Best practice: Keep original bundle, add supplemental files to ticket

Resources

Kubernetes Documentation

Hedgehog Documentation

Hedgehog CRD Reference (CRD_REFERENCE.md in research folder)
Hedgehog Observability Guide (OBSERVABILITY.md in research folder)
Hedgehog Fabric Controller Documentation

Related Modules

Previous: Module 3.3: Events & Status Monitoring
Pathway: Network Like a Hyperscaler

Diagnostic Collection Quick Reference

6-Step Checklist:

# 1. Kubernetes Resource Health
kubectl get vpc,vpcattachment -A
kubectl get switches,agents -n fab
kubectl get pods -n fab

# 2. Events (Last Hour)
kubectl get events --all-namespaces --field-selector type=Warning --sort-by='.lastTimestamp'

# 3. Switch Agent Status
kubectl get agents -n fab
kubectl get agent <switch> -n fab -o yaml

# 4. BGP Health
kubectl get agent <switch> -n fab -o jsonpath='{.status.state.bgpNeighbors}' | jq

# 5. Grafana Dashboards
# - Fabric Dashboard (BGP, VPC health)
# - Interfaces Dashboard (interface state, errors)
# - Platform Dashboard (hardware health)
# - Logs Dashboard (error logs)

# 6. Controller Logs
kubectl logs -n fab deployment/fabric-controller-manager --tail=200 | grep -i error

Diagnostic Collection:

# Use automated script
./diagnostic-collect.sh

# OR manual collection
OUTDIR="hedgehog-diagnostics-$(date +%Y%m%d-%H%M%S)"
mkdir -p ${OUTDIR}

kubectl get vpc,vpcattachment -A -o yaml > ${OUTDIR}/crds-vpc.yaml
kubectl get events --all-namespaces --sort-by='.lastTimestamp' > ${OUTDIR}/events.log
kubectl logs -n fab deployment/fabric-controller-manager --tail=2000 > ${OUTDIR}/controller.log
kubectl get agent <switch> -n fab -o yaml > ${OUTDIR}/agent-<switch>.yaml

tar czf ${OUTDIR}.tar.gz ${OUTDIR}

Course 3 Complete!
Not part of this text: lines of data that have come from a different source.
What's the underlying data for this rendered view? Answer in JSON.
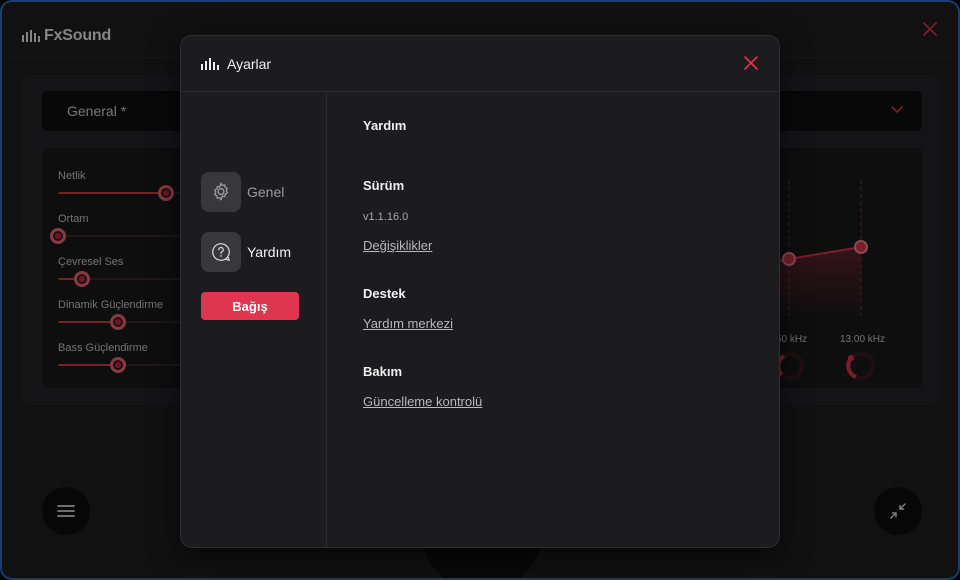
{
  "app": {
    "name": "FxSound",
    "preset": "General *",
    "effects": [
      {
        "label": "Netlik",
        "value": 0.86
      },
      {
        "label": "Ortam",
        "value": 0.0
      },
      {
        "label": "Çevresel Ses",
        "value": 0.2
      },
      {
        "label": "Dinamik Güçlendirme",
        "value": 0.5
      },
      {
        "label": "Bass Güçlendirme",
        "value": 0.5
      }
    ],
    "eq": {
      "freq_labels": [
        "50 kHz",
        "13.00 kHz"
      ]
    }
  },
  "dialog": {
    "title": "Ayarlar",
    "nav": [
      {
        "label": "Genel",
        "icon": "gear-icon",
        "active": false
      },
      {
        "label": "Yardım",
        "icon": "help-icon",
        "active": true
      }
    ],
    "donate_label": "Bağış",
    "content": {
      "heading": "Yardım",
      "version_title": "Sürüm",
      "version_value": "v1.1.16.0",
      "changelog_link": "Değişiklikler",
      "support_title": "Destek",
      "help_center_link": "Yardım merkezi",
      "maintenance_title": "Bakım",
      "update_check_link": "Güncelleme kontrolü"
    }
  },
  "colors": {
    "accent": "#e0354f",
    "background": "#1f1f22",
    "dialog": "#1c1c1e"
  }
}
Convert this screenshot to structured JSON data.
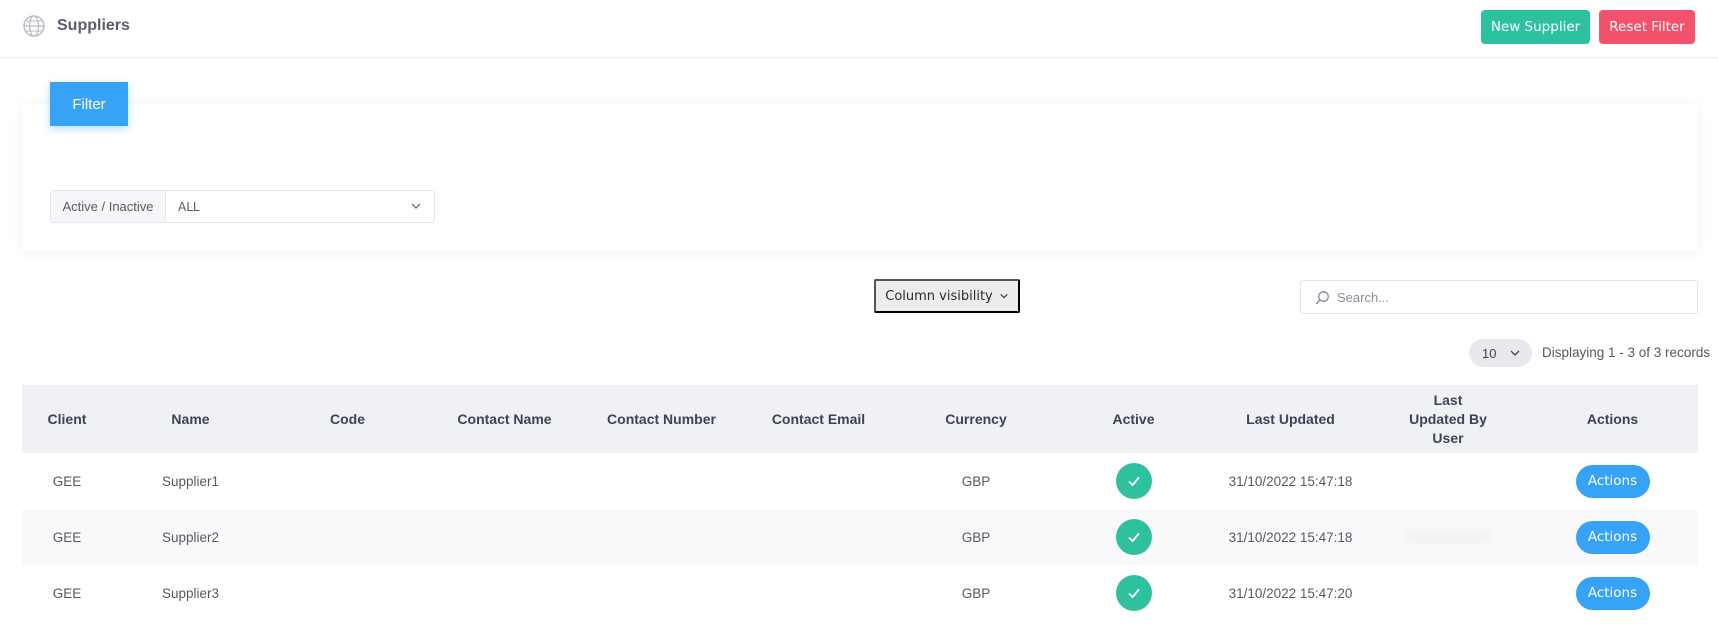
{
  "header": {
    "title": "Suppliers",
    "new_supplier_label": "New Supplier",
    "reset_filter_label": "Reset Filter"
  },
  "filter": {
    "tab_label": "Filter",
    "active_label": "Active / Inactive",
    "active_value": "ALL"
  },
  "toolbar": {
    "column_visibility_label": "Column visibility",
    "search_placeholder": "Search...",
    "page_size": "10",
    "displaying_text": "Displaying 1 - 3 of 3 records"
  },
  "table": {
    "columns": [
      "Client",
      "Name",
      "Code",
      "Contact Name",
      "Contact Number",
      "Contact Email",
      "Currency",
      "Active",
      "Last Updated",
      "Last Updated By User",
      "Actions"
    ],
    "rows": [
      {
        "client": "GEE",
        "name": "Supplier1",
        "code": "",
        "contact_name": "",
        "contact_number": "",
        "contact_email": "",
        "currency": "GBP",
        "active": true,
        "last_updated": "31/10/2022 15:47:18",
        "last_updated_by": "",
        "action_label": "Actions"
      },
      {
        "client": "GEE",
        "name": "Supplier2",
        "code": "",
        "contact_name": "",
        "contact_number": "",
        "contact_email": "",
        "currency": "GBP",
        "active": true,
        "last_updated": "31/10/2022 15:47:18",
        "last_updated_by": "",
        "action_label": "Actions"
      },
      {
        "client": "GEE",
        "name": "Supplier3",
        "code": "",
        "contact_name": "",
        "contact_number": "",
        "contact_email": "",
        "currency": "GBP",
        "active": true,
        "last_updated": "31/10/2022 15:47:20",
        "last_updated_by": "",
        "action_label": "Actions"
      }
    ]
  },
  "colors": {
    "success": "#2ec1a0",
    "danger": "#f4516c",
    "primary": "#36a3f7"
  }
}
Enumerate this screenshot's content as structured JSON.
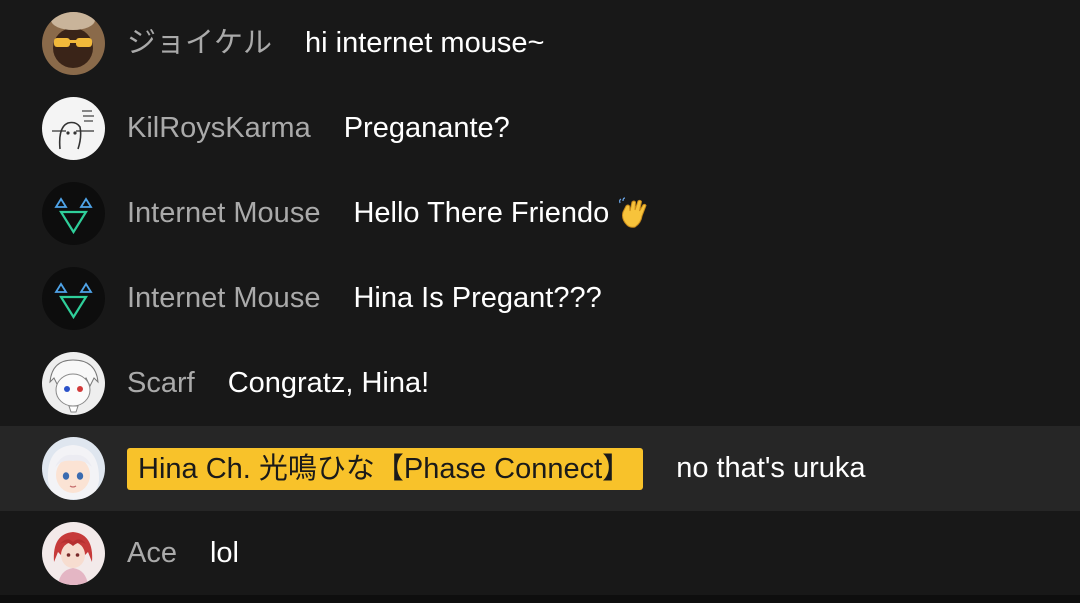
{
  "chat": {
    "messages": [
      {
        "author": "ジョイケル",
        "text": "hi internet mouse~",
        "avatar": "avatar-photo-sunglasses"
      },
      {
        "author": "KilRoysKarma",
        "text": "Preganante?",
        "avatar": "avatar-sketch-doodle"
      },
      {
        "author": "Internet Mouse",
        "text": "Hello There Friendo",
        "emoji": "waving-hand-emoji",
        "avatar": "avatar-triangle-mouse"
      },
      {
        "author": "Internet Mouse",
        "text": "Hina Is Pregant???",
        "avatar": "avatar-triangle-mouse"
      },
      {
        "author": "Scarf",
        "text": "Congratz, Hina!",
        "avatar": "avatar-anime-character"
      },
      {
        "author": "Hina Ch. 光鳴ひな【Phase Connect】",
        "text": "no that's uruka",
        "avatar": "avatar-anime-girl-white-hair",
        "owner_badge": true
      },
      {
        "author": "Ace",
        "text": "lol",
        "avatar": "avatar-red-hair-character"
      }
    ]
  },
  "colors": {
    "background": "#181818",
    "highlight_row": "#262626",
    "author_name": "#aaaaaa",
    "message_text": "#ffffff",
    "owner_badge": "#f8c22a"
  }
}
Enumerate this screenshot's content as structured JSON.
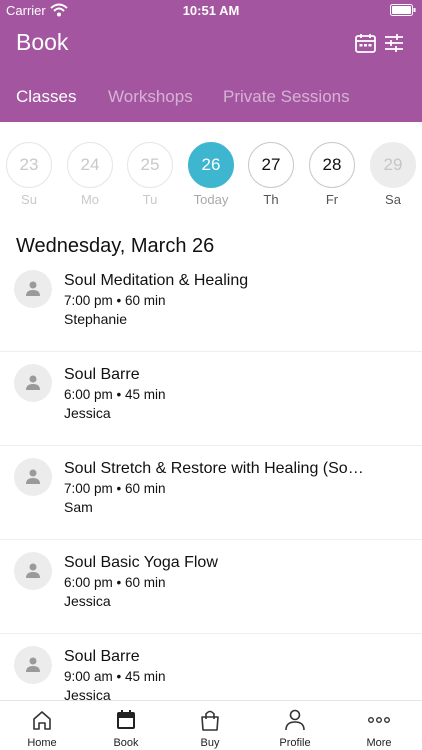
{
  "status_bar": {
    "carrier": "Carrier",
    "time": "10:51 AM"
  },
  "header": {
    "title": "Book"
  },
  "tabs": [
    {
      "label": "Classes",
      "active": true
    },
    {
      "label": "Workshops",
      "active": false
    },
    {
      "label": "Private Sessions",
      "active": false
    }
  ],
  "week": [
    {
      "day": "23",
      "label": "Su",
      "state": "past"
    },
    {
      "day": "24",
      "label": "Mo",
      "state": "past"
    },
    {
      "day": "25",
      "label": "Tu",
      "state": "past"
    },
    {
      "day": "26",
      "label": "Today",
      "state": "selected"
    },
    {
      "day": "27",
      "label": "Th",
      "state": "future"
    },
    {
      "day": "28",
      "label": "Fr",
      "state": "future"
    },
    {
      "day": "29",
      "label": "Sa",
      "state": "disabled"
    }
  ],
  "date_heading": "Wednesday, March 26",
  "classes": [
    {
      "name": "Soul Meditation & Healing",
      "time": "7:00 pm • 60 min",
      "teacher": "Stephanie"
    },
    {
      "name": "Soul Barre",
      "time": "6:00 pm • 45 min",
      "teacher": "Jessica"
    },
    {
      "name": "Soul Stretch & Restore with Healing (So…",
      "time": "7:00 pm • 60 min",
      "teacher": "Sam"
    },
    {
      "name": "Soul Basic Yoga Flow",
      "time": "6:00 pm • 60 min",
      "teacher": "Jessica"
    },
    {
      "name": "Soul Barre",
      "time": "9:00 am • 45 min",
      "teacher": "Jessica"
    }
  ],
  "bottom_nav": [
    {
      "label": "Home",
      "icon": "home-icon"
    },
    {
      "label": "Book",
      "icon": "calendar-icon",
      "active": true
    },
    {
      "label": "Buy",
      "icon": "shopping-bag-icon"
    },
    {
      "label": "Profile",
      "icon": "profile-icon"
    },
    {
      "label": "More",
      "icon": "more-icon"
    }
  ],
  "colors": {
    "brand": "#a3559f",
    "selected_day": "#3fb6d0"
  }
}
You've mastered Hedgehog fabric observability and diagnostic collection. You can now:

Monitor fabric health proactively (Grafana dashboards)
Troubleshoot issues systematically (kubectl + Grafana)
Collect comprehensive diagnostics (6-step checklist)
Make confident escalation decisions (self-resolve vs escalate)
Write effective support tickets (clear, specific, with evidence)

Your Next Steps:

Apply this workflow in your Hedgehog fabric operations
Customize the diagnostic script for your environment
Build confidence in escalation decisions
Partner with support as a strategic resource for reliability

You are now equipped with the complete observability and escalation toolkit for Hedgehog fabric operations.